We immediately went inside to save us from rain. I don't have a very good memory of rain...But today it doesn't bother me much!!!

This time, room was not dark, instead lit up with a dim light.

"It was the best strawberry cake i have ever tasted..." He commented.

"Agreed" i said with a smile but then i thought-was not it chocolate flavour?

And when i saw his playful smile, I realised that he didn't even tasted the cake except for the one on my lips.

"Kabirrr..." I whined.

"Payalll" he teased me.

"I am tired...and how will i sleep in this heavy dress? It's all your mistake..." I said changing the topic.

"You can always sleep in your birth suit" he said with a wink.

I only gave him my glare. I regret to change the topic.

"Sweetheart, don't stare me like you will eat me. Though you can eat me anytime, i am all yours..." He paused making me shocked.

This man and his twisted words always go to that thing only.

"Anyway, we have clothes. Why don't you check your bag, amu helped me to pack yours" he said making me relaxed.

At least I won't have to sleep in these clothes.

"Ok, then I'll take a shower first..." I said walking towards the bathroom.

I take a bath and wrapped myself in a towel. Once i checked the bag, my eyes widened.
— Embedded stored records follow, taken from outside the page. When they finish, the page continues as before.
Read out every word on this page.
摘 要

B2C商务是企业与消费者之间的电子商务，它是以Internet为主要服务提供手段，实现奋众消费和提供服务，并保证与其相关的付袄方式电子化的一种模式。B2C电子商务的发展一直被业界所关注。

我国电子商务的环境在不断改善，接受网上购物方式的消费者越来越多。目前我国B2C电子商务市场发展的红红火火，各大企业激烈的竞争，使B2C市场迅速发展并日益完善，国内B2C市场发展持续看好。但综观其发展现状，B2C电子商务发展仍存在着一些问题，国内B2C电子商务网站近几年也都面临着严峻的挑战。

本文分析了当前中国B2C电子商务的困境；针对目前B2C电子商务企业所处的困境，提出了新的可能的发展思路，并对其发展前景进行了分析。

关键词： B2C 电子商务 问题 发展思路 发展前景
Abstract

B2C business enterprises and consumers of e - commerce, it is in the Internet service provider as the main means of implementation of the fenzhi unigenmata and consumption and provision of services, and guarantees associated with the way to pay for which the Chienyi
I should have known it. This girl!!!

Though it is much more decent than any revealing nighty. I had no choice but to wear this.

I walk out of the bathroom to see Kabir roaming from left to right mumbling something.

I can see he has already took a shower, maybe in other bathroom.

I suddenly started feeling nervous. I am thinking how to confess my feelings to him.

"Ka...kabir" i called him.

He stopped in his track and glanced me. And his eyes never stopped roaming from up and down until i stepped in front of him.

I started feeling more nervous by the looks he is giving me.